As a child of the 80s, I still recall Margaret Thatcher’s proclamation that “there’s no such thing as society…people must look after themselves first.”
Fast forward 30 years, and social isolation and loneliness have become a major problem in the UK. Coincidence? Possibly. But the consequences of this problem are increasingly being recognised and felt. For example, there is growing evidence to suggest that social isolation and loneliness are associated with negative health outcomes, including higher rates of depression, dementia, obesity, heart disease and death.
The Royal College of General Practitioners (RCGP) have described loneliness as “a public health epidemic”. This feels somewhat ironic in an era when we have more opportunities to connect with people, from a variety of backgrounds and across global locations, through social media. Yet as humans, as social beings, is contact via a keyboard fulfilling enough to address our need for affiliation and belonging? In some cases, finding an online community that one can share with and be part of may be sustaining. However, recent figures from the Office for National Statistics show that 1 in 20 adults in the UK feels lonely ‘always’ or ‘often’.
Given the burden on patients and health and social services, initiatives to tackle this problem are being prioritised. One such initiative is social prescribing, which involves linking patients to local activities, organisations and groups that can offer practical, social or emotional support; it enables people to socialise with those in their community. In the longer term, social prescribing aspires to prevent or manage ill health and to reduce demands on services (e.g. GP appointments).

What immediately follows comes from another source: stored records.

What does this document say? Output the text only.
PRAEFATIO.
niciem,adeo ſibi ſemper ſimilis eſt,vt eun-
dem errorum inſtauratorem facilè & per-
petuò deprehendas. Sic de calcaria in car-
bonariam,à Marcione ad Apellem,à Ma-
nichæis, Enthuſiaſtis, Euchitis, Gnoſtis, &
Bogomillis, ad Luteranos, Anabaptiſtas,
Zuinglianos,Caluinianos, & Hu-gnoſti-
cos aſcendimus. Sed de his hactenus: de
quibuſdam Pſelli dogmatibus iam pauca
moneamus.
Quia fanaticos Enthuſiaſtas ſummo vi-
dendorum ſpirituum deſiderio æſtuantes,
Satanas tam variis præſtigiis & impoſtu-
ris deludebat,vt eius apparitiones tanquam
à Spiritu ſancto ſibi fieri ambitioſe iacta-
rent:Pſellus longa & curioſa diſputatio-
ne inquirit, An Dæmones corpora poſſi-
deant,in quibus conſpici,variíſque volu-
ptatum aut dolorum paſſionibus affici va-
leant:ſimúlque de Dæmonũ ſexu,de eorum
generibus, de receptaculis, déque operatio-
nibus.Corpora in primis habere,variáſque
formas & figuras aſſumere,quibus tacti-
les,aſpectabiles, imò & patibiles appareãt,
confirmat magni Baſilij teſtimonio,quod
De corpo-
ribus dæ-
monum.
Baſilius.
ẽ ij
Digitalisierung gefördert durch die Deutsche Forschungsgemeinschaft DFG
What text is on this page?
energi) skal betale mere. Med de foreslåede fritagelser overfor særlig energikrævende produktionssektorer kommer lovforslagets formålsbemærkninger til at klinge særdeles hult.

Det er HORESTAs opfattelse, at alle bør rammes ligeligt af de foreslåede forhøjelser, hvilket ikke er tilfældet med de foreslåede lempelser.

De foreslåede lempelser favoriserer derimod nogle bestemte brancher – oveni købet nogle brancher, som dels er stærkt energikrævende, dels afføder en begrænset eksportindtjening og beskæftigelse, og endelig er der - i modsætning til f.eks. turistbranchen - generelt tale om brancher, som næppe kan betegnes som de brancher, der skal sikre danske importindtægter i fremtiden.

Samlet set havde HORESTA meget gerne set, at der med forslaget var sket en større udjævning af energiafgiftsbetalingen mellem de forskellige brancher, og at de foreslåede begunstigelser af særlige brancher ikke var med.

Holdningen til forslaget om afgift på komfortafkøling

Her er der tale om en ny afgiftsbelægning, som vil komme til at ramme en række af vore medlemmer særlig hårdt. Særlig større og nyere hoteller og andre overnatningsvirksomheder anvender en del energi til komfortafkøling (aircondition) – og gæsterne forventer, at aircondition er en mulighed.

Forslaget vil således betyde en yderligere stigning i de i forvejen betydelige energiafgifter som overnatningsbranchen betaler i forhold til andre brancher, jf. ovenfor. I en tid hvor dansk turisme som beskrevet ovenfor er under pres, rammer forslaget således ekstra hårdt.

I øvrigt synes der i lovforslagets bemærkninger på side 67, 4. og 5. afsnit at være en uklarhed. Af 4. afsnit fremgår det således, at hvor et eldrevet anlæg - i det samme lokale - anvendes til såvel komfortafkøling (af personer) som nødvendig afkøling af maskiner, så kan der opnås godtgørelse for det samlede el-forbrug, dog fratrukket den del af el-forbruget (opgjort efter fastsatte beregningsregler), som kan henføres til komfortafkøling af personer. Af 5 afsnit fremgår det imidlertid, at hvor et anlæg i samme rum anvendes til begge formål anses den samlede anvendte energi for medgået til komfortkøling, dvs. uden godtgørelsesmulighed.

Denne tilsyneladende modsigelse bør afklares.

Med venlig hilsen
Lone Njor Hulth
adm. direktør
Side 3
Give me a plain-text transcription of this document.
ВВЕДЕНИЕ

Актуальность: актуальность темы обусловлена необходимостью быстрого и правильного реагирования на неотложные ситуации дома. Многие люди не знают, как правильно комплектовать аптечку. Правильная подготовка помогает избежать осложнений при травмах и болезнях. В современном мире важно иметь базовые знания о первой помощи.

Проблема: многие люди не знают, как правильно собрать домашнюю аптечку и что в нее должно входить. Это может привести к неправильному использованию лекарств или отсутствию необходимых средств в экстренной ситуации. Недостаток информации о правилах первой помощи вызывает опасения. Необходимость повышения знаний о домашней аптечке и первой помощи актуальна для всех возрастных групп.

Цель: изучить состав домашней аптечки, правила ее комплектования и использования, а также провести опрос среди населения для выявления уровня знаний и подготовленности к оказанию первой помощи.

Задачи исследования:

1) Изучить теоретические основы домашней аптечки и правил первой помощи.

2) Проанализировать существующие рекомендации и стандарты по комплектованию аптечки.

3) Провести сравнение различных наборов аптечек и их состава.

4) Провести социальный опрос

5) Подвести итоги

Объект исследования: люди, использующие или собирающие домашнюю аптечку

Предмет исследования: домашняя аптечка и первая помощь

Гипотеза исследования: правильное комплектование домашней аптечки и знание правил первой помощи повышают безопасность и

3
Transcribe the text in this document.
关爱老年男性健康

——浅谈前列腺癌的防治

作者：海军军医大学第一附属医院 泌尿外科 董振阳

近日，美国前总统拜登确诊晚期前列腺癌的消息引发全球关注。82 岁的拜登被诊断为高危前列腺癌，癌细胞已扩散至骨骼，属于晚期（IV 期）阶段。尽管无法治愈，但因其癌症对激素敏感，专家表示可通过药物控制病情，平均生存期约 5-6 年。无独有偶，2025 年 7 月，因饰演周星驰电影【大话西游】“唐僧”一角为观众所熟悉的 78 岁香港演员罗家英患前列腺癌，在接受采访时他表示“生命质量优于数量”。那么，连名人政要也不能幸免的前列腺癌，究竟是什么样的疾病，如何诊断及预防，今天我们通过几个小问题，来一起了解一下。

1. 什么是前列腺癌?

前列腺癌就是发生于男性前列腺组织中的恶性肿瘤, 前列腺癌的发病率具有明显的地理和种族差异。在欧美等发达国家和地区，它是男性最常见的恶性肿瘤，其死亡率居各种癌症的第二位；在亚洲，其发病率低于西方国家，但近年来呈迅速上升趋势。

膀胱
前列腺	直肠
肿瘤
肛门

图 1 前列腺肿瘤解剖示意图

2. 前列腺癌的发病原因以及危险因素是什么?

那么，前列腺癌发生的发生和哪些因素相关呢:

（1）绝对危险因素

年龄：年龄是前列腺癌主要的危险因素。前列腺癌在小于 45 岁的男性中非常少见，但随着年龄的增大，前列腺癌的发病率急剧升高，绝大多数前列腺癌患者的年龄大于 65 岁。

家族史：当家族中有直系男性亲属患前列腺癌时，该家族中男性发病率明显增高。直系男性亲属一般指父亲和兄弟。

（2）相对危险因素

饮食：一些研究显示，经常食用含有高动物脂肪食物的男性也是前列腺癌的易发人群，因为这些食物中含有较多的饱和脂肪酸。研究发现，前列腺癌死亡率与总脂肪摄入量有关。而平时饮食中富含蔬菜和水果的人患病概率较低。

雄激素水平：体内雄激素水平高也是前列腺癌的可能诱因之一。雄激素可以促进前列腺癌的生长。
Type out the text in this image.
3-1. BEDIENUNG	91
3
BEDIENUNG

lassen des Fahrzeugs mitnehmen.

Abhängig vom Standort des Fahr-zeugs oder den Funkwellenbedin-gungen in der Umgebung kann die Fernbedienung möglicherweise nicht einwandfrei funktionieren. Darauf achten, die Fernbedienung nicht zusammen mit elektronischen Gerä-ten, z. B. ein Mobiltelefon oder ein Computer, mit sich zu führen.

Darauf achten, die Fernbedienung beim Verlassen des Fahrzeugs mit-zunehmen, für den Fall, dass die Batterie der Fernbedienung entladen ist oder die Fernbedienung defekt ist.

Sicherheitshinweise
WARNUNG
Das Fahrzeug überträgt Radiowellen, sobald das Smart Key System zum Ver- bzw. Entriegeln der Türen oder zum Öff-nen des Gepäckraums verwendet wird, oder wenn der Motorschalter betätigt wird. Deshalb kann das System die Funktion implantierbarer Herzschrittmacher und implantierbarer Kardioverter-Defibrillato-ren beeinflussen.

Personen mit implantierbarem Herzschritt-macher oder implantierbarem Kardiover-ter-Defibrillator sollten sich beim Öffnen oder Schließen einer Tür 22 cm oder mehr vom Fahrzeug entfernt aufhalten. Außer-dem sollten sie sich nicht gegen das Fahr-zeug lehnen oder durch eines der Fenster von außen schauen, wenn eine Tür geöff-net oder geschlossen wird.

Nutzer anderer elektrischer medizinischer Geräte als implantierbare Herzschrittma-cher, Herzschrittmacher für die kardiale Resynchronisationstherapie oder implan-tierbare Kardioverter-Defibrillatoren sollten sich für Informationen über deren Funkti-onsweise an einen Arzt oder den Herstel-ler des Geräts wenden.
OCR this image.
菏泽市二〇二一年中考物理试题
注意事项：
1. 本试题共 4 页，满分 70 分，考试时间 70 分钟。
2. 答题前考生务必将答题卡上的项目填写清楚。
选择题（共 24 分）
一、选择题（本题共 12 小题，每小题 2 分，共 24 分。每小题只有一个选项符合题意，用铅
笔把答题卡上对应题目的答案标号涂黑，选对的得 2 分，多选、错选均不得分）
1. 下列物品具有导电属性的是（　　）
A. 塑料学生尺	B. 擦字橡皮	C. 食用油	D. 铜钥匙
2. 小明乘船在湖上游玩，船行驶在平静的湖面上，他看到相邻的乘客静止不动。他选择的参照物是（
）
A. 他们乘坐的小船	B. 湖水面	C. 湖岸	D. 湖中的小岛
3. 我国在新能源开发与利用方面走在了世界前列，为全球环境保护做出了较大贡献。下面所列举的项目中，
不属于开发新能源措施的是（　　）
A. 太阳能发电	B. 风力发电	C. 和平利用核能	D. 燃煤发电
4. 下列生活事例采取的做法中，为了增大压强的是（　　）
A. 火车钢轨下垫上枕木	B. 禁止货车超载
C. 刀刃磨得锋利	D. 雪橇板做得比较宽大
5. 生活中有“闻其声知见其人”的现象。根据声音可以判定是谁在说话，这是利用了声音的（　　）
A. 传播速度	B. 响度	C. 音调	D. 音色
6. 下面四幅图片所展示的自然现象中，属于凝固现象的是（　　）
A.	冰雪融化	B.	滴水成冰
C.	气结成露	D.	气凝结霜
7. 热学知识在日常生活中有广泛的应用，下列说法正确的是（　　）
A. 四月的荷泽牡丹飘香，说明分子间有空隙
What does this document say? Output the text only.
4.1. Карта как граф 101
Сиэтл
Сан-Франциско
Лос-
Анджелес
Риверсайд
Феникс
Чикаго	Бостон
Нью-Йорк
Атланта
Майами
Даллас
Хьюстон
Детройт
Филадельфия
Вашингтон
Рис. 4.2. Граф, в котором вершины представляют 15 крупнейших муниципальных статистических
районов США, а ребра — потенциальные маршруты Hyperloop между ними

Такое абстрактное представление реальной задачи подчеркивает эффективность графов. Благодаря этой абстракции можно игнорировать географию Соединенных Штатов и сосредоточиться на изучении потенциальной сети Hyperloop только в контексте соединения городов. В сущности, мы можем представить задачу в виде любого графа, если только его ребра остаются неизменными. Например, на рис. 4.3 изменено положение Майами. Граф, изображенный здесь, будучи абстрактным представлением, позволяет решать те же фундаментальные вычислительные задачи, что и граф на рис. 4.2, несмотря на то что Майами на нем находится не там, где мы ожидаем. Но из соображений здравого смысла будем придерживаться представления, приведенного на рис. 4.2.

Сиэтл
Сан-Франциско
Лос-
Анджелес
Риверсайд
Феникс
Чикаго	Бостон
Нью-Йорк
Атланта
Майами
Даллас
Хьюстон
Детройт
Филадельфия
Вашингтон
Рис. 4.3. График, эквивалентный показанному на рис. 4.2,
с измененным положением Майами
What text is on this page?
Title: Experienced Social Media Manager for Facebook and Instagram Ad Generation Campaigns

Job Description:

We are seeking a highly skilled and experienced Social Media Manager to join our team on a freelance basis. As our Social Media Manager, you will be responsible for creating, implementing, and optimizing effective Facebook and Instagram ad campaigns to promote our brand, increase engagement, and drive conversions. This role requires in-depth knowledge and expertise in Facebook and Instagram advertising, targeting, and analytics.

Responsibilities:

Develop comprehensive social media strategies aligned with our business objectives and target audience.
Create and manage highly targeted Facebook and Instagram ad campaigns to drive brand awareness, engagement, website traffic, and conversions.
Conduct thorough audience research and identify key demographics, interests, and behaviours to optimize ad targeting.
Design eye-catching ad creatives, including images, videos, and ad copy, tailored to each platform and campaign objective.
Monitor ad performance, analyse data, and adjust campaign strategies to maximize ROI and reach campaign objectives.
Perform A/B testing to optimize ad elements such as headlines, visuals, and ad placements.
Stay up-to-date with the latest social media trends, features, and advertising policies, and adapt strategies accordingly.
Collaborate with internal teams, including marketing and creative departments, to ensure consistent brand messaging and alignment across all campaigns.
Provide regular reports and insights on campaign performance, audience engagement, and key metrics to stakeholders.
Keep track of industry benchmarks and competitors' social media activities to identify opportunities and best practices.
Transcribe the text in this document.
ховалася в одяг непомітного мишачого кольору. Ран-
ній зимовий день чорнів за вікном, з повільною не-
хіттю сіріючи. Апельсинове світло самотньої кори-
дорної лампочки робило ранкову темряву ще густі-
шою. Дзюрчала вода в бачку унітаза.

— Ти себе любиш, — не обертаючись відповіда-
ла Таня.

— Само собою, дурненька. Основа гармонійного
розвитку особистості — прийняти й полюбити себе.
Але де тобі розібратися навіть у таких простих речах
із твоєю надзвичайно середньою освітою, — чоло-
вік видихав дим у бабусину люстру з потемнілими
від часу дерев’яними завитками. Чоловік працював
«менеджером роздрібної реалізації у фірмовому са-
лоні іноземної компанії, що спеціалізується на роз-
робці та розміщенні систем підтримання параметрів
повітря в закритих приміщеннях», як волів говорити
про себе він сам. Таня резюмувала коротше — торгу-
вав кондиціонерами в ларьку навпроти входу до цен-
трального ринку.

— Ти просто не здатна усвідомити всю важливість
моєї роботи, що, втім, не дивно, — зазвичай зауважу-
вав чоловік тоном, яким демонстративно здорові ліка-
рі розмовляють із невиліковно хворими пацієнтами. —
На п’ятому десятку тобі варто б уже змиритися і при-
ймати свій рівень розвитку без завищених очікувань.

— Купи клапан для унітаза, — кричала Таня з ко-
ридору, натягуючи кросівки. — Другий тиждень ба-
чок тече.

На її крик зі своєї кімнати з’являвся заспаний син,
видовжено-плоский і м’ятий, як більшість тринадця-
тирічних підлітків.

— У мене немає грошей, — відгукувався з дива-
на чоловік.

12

At a recent international conference on this topic, following a talk by Dr William Bird, there was much enthusiasm for the promise of social prescribing to combat ‘chronic inflammation’ by reducing loneliness, reconnecting people to their environment, and encouraging them to feel autonomous with a purpose in life. Physical markers of stress were proposed as a means to measure the effectiveness of social prescribing. Other potential benefits were also raised such as happiness, sleep, social functioning and stamina. Yet as Liz Bickerdike and colleagues noted in a systematic review on the topic, we still have much to learn about the mechanisms associated with social prescribing and what works for whom and why.
This is an area that myself and colleagues from the University of Oxford and University College London are exploring in an NIHR SPCR funded realist review. Our review focuses on the role of care navigators, regarded as a key element of social prescribing. These individuals aim to identify non-medical needs of patients, and then support and signpost them to available services, including those within community or voluntary sectors.
We have created an initial programme theory to conceptualise the mechanisms through which care navigators may operate. However, our preliminary work suggests diversity and inconsistency in how this role is currently organised and implemented. A lot remains to be learnt about how the work of these key players within social prescribing can be optimised in the NHS. We look forward to bringing clarity to this conundrum through executing the review.
Disclaimer: The views expressed in this commentary are those of the author and not necessarily those of the host institution or the NIHR.